The gradients (with respect to the weights) also need to be stored during training. The parameters of every trainable model have associated gradients, and these need to be stored in memory.
Therefore, the memory needed increases by:
\(N_{gradients} = N_{activations} \times B_{size}\)
\(N_{backprop\_ vars} = N_{weights} + N_{biases} + N_{non\_ trainable} + N_{optimiser\_ states}\)
where \(N_{gradients}\) is the number of gradients, \(N_{activations}\) is the number of activations, \(B_{size}\) is the compute batch size, \(N_{backprop\_ vars}\) is the number of backpropagation variables, \(N_{weights}\) is the number of weights, \(N_{biases}\) is the number of biases, \(N_{non\_ trainable}\) is the number of non-trainable parameters and \(N_{optimiser\_ states}\) is the number of optimiser states.
3.4.5. Determine total memory used by variables
The total amount of memory required for all the model parameters is thus:
In inference: \((N_{weights} + N_{biases} + N_{non\_ trainable}) \times N_{FP}\)
In training: \((N_{weights} + N_{biases} + N_{gradients} + N_{optimiser\_ states} + N_{backprop\_ vars}) \times N_{FP}\)
where \(N_{weights}\) is the number of weights, \(N_{biases}\) is the number of biases, \(N_{non\_ trainable}\) is the number of non-trainable parameters, \(N_{gradients}\) is the number of gradients, \(N_{optimiser\_ states}\) is the number of optimiser states, \(N_{backprop\_ vars}\) is the number of variables required to store the gradients with respect to the weights during backpropagations and \(N_{FP}\) is the number of bytes used by each variable and depends on the numerical precision (half or single) chosen.
3.5. Vertex code and exchange memory use
Accurate estimation of the exchange code size is very difficult, if not impossible, at the design stage of a model.

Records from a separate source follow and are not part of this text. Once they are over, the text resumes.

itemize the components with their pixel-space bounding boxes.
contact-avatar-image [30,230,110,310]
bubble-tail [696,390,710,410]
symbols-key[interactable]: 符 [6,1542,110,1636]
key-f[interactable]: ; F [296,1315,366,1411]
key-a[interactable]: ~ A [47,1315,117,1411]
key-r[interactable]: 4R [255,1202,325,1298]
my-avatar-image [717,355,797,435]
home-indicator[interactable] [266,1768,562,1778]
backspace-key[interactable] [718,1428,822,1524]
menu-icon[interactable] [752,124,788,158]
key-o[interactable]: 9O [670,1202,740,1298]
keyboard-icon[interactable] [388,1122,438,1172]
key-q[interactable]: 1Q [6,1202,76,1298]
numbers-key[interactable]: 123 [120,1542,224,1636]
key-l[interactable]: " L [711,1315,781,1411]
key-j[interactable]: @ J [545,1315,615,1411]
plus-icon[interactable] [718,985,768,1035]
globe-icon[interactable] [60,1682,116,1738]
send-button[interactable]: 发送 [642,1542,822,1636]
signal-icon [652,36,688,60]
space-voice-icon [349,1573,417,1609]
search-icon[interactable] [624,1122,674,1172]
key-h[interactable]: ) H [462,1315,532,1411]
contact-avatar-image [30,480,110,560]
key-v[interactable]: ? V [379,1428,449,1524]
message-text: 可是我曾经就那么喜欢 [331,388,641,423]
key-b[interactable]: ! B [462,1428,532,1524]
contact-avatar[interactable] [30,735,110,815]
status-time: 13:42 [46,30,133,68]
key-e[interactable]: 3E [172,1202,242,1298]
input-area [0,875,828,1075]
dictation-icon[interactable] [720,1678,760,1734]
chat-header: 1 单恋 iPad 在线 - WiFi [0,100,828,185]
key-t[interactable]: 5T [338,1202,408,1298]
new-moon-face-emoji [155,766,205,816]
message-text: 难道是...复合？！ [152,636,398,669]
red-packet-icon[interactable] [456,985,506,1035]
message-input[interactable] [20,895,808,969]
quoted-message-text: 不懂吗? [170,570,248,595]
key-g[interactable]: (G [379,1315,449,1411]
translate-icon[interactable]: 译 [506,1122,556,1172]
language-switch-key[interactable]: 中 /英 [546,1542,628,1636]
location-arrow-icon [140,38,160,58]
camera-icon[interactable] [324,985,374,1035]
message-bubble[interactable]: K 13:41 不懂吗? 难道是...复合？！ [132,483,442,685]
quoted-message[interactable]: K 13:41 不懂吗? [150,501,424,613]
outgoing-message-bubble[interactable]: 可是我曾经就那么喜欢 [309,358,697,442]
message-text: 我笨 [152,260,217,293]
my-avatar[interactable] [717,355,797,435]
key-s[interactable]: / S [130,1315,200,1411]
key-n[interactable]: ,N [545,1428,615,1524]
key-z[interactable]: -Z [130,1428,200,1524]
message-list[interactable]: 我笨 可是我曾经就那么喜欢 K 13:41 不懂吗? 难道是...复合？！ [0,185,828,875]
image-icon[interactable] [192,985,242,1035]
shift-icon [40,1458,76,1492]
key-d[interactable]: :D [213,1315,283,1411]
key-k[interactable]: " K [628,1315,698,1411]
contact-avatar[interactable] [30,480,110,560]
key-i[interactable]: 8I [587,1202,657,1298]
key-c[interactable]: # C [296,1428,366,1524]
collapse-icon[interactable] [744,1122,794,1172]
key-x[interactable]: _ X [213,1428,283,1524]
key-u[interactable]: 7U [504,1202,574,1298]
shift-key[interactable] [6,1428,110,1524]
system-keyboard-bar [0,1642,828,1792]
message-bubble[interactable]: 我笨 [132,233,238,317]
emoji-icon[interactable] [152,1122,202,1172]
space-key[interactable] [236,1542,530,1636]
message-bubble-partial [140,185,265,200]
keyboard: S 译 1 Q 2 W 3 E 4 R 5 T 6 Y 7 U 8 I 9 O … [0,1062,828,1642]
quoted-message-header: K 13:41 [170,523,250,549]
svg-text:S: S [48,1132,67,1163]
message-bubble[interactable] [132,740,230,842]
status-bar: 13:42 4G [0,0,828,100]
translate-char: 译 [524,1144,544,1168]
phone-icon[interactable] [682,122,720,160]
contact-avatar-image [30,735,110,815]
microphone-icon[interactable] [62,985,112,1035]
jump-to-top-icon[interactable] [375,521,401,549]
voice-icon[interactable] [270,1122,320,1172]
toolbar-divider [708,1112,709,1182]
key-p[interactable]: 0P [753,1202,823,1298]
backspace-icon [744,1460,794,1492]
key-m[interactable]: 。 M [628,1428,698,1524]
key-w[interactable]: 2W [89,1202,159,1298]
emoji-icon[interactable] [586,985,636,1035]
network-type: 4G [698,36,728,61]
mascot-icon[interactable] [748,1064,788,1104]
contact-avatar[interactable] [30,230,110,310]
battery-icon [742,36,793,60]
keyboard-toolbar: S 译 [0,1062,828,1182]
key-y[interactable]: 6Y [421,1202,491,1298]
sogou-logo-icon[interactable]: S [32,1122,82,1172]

The internal exchange code is statically compiled, so dynamic access to tensors is not well optimised. It is safer to consider that the entire tensor will be allocated instead of slices of tensors.
The exchange code is always-live in memory.
Predicting the memory used by the exchange code and vertex code is dependent on the model and on the Poplar compiler optimisations. There is no general approach to determine this memory use. The best way to estimate the proportion of the memory used by the vertex code and exchange is to start with a small model and vary parameters such as micro-batch size, number of hidden layers and number of replicas. This will give an estimate of how the memory use grows with the model size and the proportion of the memory used for code versus data (Section 3.4, Tensor variables memory use).
Some rules of thumb to minimise the exchange code size are:
Lots of small tensors are less efficient than fewer large ones.
The tensor layouts may matter, since the tensors may need to be “re-arranged” during the exchange, which increases the temporary memory use.